それでは実際にエグゼクティブの人材育成に成功している企業はどのような制度を取り入れているのでしょうか。ここでは日本オラクル株式会社の事例を紹介します。

クラウド・アプリケーションやプラットフォームなどを提供するグローバル企業であるオラクルは、人材を「エグゼクティブ層」「ミドルマネジャー」「マネジャー」「一般社員」に分けて組織化しています。各分類で、タレントの分布、後継者の内部充足率、内部昇格率、ダイバーシティ比率などのあるべき姿(KPI)を設定し現実とのギャップをレビューします。

各ポジションに2名程度後継者をあげ、内部充足と外部採用の両面で計画を立てる他、エグゼクティブ層の育成については、トップタレントプログラムでの教育と、異動・昇進・昇格の加速による実務での能力向上を図っています。トップと事業部長とが強くコミットメントして、人材育成に力を入れている点も留意すべきポイントでしょう。

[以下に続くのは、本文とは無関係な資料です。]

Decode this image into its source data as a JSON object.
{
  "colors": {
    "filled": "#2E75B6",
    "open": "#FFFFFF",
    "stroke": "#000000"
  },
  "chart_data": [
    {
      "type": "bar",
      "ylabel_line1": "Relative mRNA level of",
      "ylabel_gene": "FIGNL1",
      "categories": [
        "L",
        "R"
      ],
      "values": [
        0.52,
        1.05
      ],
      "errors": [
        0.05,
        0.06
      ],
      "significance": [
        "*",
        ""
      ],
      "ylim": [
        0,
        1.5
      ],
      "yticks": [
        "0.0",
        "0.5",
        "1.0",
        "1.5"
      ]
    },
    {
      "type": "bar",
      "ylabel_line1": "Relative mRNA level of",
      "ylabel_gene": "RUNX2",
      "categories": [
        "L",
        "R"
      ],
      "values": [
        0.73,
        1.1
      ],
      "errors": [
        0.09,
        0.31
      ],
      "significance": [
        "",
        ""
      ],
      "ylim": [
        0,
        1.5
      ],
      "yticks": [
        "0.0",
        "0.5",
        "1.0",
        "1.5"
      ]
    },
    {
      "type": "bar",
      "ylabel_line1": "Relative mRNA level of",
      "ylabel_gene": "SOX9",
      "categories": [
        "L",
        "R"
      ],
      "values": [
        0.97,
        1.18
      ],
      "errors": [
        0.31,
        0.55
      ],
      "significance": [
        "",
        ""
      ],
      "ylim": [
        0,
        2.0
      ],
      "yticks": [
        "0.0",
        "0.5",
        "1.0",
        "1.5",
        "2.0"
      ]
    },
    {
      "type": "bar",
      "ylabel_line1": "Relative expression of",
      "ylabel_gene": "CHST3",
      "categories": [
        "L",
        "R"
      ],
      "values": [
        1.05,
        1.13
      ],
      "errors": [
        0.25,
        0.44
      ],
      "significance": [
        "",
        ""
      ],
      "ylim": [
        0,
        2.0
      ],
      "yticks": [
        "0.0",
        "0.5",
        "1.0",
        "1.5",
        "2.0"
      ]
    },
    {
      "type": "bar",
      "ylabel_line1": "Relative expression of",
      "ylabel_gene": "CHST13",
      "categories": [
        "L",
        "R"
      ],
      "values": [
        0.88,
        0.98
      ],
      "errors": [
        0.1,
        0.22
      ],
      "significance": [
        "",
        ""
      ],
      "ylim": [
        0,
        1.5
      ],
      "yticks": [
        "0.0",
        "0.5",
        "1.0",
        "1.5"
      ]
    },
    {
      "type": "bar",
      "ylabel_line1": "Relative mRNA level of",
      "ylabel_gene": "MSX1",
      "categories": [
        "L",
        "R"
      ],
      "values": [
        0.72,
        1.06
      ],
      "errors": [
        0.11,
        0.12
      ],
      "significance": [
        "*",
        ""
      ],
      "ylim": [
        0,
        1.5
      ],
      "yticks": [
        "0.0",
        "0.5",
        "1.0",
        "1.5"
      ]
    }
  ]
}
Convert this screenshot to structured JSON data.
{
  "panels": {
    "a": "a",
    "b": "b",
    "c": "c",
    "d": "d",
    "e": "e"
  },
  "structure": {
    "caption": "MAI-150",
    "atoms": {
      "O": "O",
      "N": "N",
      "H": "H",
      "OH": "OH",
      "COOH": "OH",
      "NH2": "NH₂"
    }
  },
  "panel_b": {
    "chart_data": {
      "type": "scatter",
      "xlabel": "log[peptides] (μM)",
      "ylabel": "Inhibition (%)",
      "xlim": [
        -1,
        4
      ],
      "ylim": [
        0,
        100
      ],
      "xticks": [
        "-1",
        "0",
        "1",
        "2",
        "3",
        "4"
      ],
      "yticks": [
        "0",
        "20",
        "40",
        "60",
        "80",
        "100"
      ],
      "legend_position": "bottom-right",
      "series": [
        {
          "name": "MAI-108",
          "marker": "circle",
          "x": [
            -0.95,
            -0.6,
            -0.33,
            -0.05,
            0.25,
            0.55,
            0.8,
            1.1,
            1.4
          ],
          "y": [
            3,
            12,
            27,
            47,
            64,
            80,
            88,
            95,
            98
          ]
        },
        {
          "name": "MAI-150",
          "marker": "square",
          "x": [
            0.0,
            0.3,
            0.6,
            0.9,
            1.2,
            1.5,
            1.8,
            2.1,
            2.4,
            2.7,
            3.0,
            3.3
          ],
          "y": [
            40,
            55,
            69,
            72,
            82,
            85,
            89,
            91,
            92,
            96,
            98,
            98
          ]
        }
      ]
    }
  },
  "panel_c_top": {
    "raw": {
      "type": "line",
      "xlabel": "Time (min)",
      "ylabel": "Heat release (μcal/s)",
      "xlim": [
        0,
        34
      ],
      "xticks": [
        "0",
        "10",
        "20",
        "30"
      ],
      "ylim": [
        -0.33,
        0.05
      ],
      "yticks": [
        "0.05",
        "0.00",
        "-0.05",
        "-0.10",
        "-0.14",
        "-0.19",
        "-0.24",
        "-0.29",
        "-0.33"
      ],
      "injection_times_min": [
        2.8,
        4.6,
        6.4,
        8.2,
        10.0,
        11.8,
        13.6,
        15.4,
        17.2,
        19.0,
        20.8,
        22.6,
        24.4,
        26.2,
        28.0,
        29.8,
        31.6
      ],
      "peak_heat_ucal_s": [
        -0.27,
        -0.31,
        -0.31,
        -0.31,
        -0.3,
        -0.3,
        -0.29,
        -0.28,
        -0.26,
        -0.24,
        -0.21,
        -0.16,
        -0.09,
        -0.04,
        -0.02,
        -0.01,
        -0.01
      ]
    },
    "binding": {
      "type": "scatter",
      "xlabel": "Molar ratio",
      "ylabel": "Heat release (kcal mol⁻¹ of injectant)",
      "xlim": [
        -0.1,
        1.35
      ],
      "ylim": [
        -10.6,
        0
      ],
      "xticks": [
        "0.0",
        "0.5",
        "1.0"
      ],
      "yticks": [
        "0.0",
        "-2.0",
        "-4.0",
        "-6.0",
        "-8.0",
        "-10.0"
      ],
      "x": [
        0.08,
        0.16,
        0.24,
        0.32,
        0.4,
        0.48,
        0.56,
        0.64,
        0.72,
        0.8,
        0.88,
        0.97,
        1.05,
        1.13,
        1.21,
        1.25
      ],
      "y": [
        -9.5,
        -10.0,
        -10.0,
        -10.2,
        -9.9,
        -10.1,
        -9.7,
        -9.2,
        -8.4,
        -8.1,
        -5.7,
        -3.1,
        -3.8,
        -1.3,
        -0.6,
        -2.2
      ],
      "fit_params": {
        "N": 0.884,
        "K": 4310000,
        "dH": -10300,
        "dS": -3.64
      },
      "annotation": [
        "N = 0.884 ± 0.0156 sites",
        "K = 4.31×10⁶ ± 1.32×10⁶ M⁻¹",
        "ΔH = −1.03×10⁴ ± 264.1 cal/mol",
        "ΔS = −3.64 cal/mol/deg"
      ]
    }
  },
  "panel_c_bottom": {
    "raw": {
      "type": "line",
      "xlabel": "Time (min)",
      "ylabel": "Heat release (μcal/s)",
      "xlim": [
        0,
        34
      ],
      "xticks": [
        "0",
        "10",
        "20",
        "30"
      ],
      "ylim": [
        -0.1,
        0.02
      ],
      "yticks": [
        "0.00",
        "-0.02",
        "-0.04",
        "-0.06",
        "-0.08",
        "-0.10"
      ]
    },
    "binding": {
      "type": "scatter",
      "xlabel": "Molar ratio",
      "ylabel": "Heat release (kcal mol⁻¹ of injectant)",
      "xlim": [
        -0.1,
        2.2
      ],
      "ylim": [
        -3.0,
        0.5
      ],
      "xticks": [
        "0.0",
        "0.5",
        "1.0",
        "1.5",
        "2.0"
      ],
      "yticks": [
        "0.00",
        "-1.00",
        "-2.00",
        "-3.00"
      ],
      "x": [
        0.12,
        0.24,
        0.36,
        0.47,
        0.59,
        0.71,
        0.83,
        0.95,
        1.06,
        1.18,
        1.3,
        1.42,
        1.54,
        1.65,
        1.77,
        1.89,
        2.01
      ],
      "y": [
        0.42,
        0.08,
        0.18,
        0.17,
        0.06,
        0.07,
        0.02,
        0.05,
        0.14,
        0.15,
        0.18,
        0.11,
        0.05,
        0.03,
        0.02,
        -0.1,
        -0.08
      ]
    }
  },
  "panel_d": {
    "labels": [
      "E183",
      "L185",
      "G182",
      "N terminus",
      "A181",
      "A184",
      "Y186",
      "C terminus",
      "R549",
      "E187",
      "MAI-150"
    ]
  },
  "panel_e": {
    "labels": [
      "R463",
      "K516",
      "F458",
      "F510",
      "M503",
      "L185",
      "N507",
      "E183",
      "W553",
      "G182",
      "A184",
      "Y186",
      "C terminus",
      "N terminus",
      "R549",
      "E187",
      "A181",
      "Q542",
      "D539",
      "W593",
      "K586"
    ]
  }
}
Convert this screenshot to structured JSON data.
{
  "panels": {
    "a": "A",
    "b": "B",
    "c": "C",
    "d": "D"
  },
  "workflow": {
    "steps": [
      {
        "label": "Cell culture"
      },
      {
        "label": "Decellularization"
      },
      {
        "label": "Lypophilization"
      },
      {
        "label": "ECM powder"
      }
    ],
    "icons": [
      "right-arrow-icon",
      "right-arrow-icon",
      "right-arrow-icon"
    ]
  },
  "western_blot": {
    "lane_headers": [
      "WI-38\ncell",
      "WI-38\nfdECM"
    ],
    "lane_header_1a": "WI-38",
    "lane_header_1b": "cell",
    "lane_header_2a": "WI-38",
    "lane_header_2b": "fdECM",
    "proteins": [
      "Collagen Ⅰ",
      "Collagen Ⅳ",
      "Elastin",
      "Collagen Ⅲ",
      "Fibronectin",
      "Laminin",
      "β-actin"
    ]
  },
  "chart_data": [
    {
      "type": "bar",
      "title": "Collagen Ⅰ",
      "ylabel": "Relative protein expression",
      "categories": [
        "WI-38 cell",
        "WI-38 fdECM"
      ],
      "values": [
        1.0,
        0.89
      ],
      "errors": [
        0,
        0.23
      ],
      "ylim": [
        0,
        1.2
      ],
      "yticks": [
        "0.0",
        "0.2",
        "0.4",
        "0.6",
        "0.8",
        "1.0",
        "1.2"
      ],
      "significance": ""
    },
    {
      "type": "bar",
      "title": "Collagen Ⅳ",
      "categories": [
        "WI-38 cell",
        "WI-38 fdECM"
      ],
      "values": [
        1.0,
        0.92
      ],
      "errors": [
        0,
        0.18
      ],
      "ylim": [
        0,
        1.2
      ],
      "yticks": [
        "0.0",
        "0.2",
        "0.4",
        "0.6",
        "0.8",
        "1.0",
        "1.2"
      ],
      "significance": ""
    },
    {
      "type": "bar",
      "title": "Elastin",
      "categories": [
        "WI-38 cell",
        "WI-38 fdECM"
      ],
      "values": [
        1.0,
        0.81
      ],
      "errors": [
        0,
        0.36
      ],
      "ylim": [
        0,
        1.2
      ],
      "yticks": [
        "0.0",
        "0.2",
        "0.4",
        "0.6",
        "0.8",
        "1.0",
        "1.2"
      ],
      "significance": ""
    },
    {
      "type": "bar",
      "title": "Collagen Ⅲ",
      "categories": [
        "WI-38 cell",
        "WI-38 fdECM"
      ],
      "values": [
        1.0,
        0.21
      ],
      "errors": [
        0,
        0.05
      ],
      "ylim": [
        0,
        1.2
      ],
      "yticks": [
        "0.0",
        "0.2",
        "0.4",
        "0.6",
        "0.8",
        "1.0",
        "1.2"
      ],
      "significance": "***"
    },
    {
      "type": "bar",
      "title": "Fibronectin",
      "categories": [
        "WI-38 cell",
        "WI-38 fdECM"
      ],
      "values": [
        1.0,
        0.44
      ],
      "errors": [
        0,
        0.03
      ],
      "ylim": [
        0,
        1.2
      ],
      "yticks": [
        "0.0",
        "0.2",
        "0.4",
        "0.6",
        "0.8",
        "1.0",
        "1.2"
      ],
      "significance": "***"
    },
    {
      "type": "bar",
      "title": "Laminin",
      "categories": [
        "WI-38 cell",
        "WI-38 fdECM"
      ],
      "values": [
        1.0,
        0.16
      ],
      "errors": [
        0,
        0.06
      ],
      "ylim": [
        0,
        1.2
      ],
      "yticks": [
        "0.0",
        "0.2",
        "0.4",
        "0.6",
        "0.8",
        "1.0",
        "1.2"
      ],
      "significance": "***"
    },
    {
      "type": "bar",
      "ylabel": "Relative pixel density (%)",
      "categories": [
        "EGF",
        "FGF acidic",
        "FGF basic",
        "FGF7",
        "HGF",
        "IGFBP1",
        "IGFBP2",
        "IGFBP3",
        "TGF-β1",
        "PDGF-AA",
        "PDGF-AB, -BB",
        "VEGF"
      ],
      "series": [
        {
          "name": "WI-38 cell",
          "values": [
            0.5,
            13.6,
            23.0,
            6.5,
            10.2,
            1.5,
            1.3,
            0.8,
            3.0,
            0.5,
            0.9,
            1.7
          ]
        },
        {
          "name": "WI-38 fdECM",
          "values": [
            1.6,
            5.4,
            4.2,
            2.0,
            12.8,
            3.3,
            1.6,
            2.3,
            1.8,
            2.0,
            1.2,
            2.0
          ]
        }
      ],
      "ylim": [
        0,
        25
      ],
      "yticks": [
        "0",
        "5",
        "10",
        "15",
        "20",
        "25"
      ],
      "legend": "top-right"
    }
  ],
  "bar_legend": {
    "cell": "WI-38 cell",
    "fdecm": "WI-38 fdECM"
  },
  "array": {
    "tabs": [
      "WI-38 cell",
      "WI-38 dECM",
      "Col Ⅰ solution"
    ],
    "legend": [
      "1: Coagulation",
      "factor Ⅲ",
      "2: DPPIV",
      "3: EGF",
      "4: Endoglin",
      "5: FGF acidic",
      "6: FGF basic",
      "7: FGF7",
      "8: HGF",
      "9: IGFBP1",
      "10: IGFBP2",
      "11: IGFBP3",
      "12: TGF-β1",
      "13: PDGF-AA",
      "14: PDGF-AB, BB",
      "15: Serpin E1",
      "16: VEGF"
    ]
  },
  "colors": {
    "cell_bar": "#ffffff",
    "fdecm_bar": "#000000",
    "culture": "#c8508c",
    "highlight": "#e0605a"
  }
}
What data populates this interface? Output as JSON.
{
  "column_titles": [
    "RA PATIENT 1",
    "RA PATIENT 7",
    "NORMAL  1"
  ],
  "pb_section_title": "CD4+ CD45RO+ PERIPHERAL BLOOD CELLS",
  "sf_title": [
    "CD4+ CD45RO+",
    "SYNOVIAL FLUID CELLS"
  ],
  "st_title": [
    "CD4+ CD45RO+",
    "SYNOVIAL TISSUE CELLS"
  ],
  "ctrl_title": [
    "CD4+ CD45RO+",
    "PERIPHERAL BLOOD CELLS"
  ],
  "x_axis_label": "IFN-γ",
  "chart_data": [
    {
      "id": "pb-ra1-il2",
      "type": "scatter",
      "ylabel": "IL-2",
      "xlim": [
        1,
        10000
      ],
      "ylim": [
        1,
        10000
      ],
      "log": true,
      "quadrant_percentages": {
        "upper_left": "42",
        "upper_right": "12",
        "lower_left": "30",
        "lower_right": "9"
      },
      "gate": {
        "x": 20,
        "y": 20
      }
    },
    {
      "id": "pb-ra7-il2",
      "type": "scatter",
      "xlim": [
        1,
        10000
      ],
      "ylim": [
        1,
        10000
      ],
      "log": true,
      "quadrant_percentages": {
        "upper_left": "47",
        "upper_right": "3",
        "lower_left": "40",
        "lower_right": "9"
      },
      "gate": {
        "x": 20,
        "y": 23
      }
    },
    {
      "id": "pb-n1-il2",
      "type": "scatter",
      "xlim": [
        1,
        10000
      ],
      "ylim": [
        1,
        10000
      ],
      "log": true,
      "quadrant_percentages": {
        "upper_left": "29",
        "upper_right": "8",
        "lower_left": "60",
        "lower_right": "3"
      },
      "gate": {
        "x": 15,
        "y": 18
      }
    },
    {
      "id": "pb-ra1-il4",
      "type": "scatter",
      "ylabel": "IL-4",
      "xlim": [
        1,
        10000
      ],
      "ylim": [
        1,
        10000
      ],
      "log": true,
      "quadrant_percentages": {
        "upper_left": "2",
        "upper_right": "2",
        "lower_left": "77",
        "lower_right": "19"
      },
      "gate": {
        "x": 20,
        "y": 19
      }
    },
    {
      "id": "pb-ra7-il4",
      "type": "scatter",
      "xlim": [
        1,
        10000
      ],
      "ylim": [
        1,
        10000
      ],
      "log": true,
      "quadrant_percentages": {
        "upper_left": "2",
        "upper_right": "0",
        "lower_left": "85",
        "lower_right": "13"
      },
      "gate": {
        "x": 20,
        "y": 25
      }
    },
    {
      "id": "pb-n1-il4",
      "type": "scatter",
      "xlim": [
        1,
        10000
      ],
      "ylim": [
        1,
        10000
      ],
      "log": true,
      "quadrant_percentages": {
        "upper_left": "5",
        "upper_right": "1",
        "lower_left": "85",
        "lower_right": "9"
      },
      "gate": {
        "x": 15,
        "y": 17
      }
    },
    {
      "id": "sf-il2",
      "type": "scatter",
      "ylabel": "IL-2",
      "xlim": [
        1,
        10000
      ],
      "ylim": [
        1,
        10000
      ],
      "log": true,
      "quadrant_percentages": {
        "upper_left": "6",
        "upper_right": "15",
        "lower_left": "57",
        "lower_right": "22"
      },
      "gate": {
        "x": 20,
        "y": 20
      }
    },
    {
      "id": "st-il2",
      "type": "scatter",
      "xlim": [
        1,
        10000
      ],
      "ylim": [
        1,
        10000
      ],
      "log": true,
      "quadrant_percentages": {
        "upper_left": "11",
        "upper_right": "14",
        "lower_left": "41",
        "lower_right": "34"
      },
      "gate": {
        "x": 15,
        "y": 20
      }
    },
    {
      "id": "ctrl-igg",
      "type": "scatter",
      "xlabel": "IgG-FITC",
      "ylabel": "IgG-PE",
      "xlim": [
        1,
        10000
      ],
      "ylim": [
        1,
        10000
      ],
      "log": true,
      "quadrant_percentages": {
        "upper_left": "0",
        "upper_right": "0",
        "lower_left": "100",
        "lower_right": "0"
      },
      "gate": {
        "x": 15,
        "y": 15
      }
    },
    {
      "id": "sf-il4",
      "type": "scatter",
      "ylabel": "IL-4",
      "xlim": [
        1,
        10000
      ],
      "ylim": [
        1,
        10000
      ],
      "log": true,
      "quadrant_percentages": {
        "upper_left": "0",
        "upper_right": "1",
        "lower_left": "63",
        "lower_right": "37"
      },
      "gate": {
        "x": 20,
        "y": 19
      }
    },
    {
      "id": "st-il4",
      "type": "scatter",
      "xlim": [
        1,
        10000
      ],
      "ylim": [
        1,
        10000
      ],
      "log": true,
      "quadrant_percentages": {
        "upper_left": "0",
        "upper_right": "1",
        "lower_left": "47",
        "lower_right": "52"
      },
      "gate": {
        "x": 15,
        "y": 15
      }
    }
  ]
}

参考:経済産業省「(付録1)経営リーダー人材育成の各企業の取り組み」

エグゼクティブの人材の育成は人事評価制度の再構築とセットで行おう

エグゼクティブ人材の確保は、急激な社会変化と相まって企業の喫緊の課題となってきています。自社の育成制度の整備と外部からの採用両面で計画的に進める必要があるでしょう。